18.7 Ma tale affermazione trova un evidente limite laddove esso si fondi su argomentazioni illogiche e/o non corrette dal punto di vista giuridico finendo per determinare, in tale evenienza, un palese errore di diritto.

18.8 Ed infatti, con specifico riferimento al valore probatorio della quietanza, regolata per quel che qui rileva dall’art. 1199 cod. civ., questa Corte è ferma nel ritenere che tale atto, inquadrabile come dichiarazione unilaterale di scienza recettizia e ricognitiva (Cass. n. 544/86) integrante prova documentale e confessione stragiudiziale fatta alla parte, ai sensi dell’art. 2735 cod. civ., fa piena prova ed ha valore vincolante per il giudice circa la corresponsione di una specifica somma di denaro per un determinato titolo – Cass.n. n. 26325 del 31/10/2008; Cass.n. 3921/2006-.

18.9 In sostanza, l’efficacia probatoria della quietanza si riverbera in modo sfavorevole nei confronti della parte confitente che dichiara di aver ricevuto il pagamento delle somme quietanzate – cfr.Cass. a 3186/2006-.

18.10 A tali principi, consolidati nella giurisprudenza di questa Corte, si aggiunge l’affermazione secondo la quale la quietanza vincola il giudice circa la verità del fatto stesso, se e nei limiti in cui sia fatta valere nella controversia in cui siano parti, anche in senso processuale, gli stessi soggetti rispettivamente autore e destinatario di quella dichiarazione di scienza – cfr.Cass. n. 3055/1996; Cass. n. 4288/2005 e Cass. n. 23318/2012, con riguardo all’efficacia della quietanza rilasciata dal curatore fallimentare rispetto al fallito-.

18.11 Ciò significa che nell’ambito del sindacato riservato al giudice circa il valore e la portata degli elementi probatori offerti dalle parti, questi non può attribuire valore confessorio alla quietanza resa dal concessionario per la riscossione dei tributi nell’ambito di un procedimento tra il contribuente e l’Agenzia delle Entrate al quale è estraneo il primo.

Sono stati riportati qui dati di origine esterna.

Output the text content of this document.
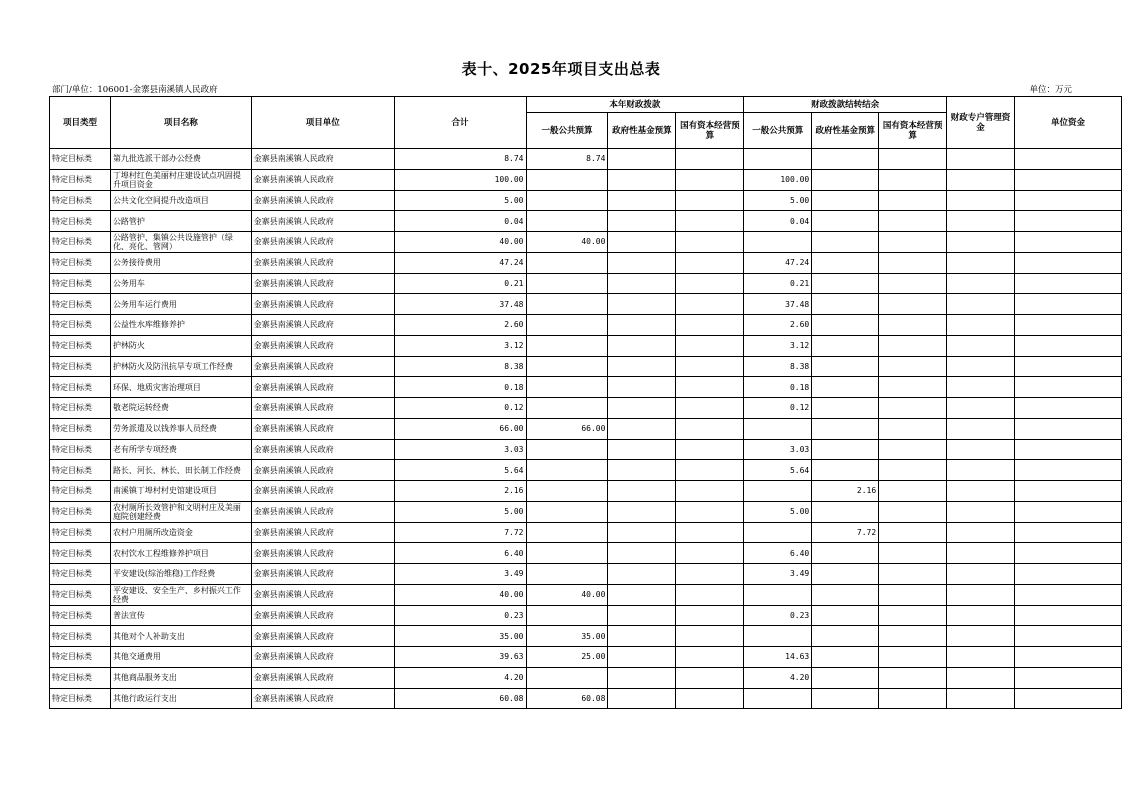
表十、2025年项目支出总表
部门/单位：106001-金寨县南溪镇人民政府	单位：万元
项目类型	项目名称	项目单位	合计	本年财政拨款			财政拨款结转结余			财政专户管理资金	单位资金
				一般公共预算	政府性基金预算	国有资本经营预算	一般公共预算	政府性基金预算	国有资本经营预算		
特定目标类	第九批选派干部办公经费	金寨县南溪镇人民政府	8.74	8.74							
特定目标类	丁埠村红色美丽村庄建设试点巩固提升项目资金	金寨县南溪镇人民政府	100.00				100.00				
特定目标类	公共文化空间提升改造项目	金寨县南溪镇人民政府	5.00				5.00				
特定目标类	公路管护	金寨县南溪镇人民政府	0.04				0.04				
特定目标类	公路管护、集镇公共设施管护（绿化、亮化、管网）	金寨县南溪镇人民政府	40.00	40.00							
特定目标类	公务接待费用	金寨县南溪镇人民政府	47.24				47.24				
特定目标类	公务用车	金寨县南溪镇人民政府	0.21				0.21				
特定目标类	公务用车运行费用	金寨县南溪镇人民政府	37.48				37.48				
特定目标类	公益性水库维修养护	金寨县南溪镇人民政府	2.60				2.60				
特定目标类	护林防火	金寨县南溪镇人民政府	3.12				3.12				
特定目标类	护林防火及防汛抗旱专项工作经费	金寨县南溪镇人民政府	8.38				8.38				
特定目标类	环保、地质灾害治理项目	金寨县南溪镇人民政府	0.18				0.18				
特定目标类	敬老院运转经费	金寨县南溪镇人民政府	0.12				0.12				
特定目标类	劳务派遣及以钱养事人员经费	金寨县南溪镇人民政府	66.00	66.00							
特定目标类	老有所学专项经费	金寨县南溪镇人民政府	3.03				3.03				
特定目标类	路长、河长、林长、田长制工作经费	金寨县南溪镇人民政府	5.64				5.64				
特定目标类	南溪镇丁埠村村史馆建设项目	金寨县南溪镇人民政府	2.16					2.16			
特定目标类	农村厕所长效管护和文明村庄及美丽庭院创建经费	金寨县南溪镇人民政府	5.00				5.00				
特定目标类	农村户用厕所改造资金	金寨县南溪镇人民政府	7.72					7.72			
特定目标类	农村饮水工程维修养护项目	金寨县南溪镇人民政府	6.40				6.40				
特定目标类	平安建设(综治维稳)工作经费	金寨县南溪镇人民政府	3.49				3.49				
特定目标类	平安建设、安全生产、乡村振兴工作经费	金寨县南溪镇人民政府	40.00	40.00							
特定目标类	普法宣传	金寨县南溪镇人民政府	0.23				0.23				
特定目标类	其他对个人补助支出	金寨县南溪镇人民政府	35.00	35.00							
特定目标类	其他交通费用	金寨县南溪镇人民政府	39.63	25.00			14.63				
特定目标类	其他商品服务支出	金寨县南溪镇人民政府	4.20				4.20				
特定目标类	其他行政运行支出	金寨县南溪镇人民政府	60.08	60.08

Tanto più quando il valore della dichiarazione viene evocato non ai fini della prova dell’adempimento, ma per determinare il soggetto che ha operato l’adempimento.

18.12 In definitiva, deve senz’altro riconoscersi che il giudice può valutare alla stregua di qualsiasi altra prova del processo la quietanza rispetto a circostanze diverse da quella relativa all’avvenuto adempimento. E tuttavia, l’avere ritenuto, da parte del giudice del rinvio, decisivo tale elemento ai fini dell’individuazione del soggetto che aveva adempiuto il debito, ancorchè tale quietanza fosse priva di efficacia confessoria, tralasciando totalmente di considerare gli elementi offerti dal contribuente – parte dei quali provenienti direttamente dall’amministrazione che aveva emesso le ingiunzioni ipotizzando l’esclusiva responsabilità personale del contribuente – che avrebbero potuto giustificare il carattere personale dell’adempimento da parte del contribuente, ha finito con l’inficiare gravemente la decisione impugnata, rendendola palesemente illogica.

19. Sulla base di tali considerazioni, il ricorso merita di essere integralmente accolto e la sentenza va cassata con rinvio ad altra sezione della CTR per nuovo esame, che pure provvedere alla liquidazione delle spese del giudizio di legittimità.

P.Q.M.

La Corte accoglie il ricorso.

Cassa la sentenza impugnata e rinvia ad altra sezione della Commissione tributaria di 2^ grado di Trento, che pure provvederà alla liquidazione delle spese del giudizio di legittimità.

Così deciso in Roma, nella Camera di consiglio della 5^ sezione civile, il 5 dicembre 2013.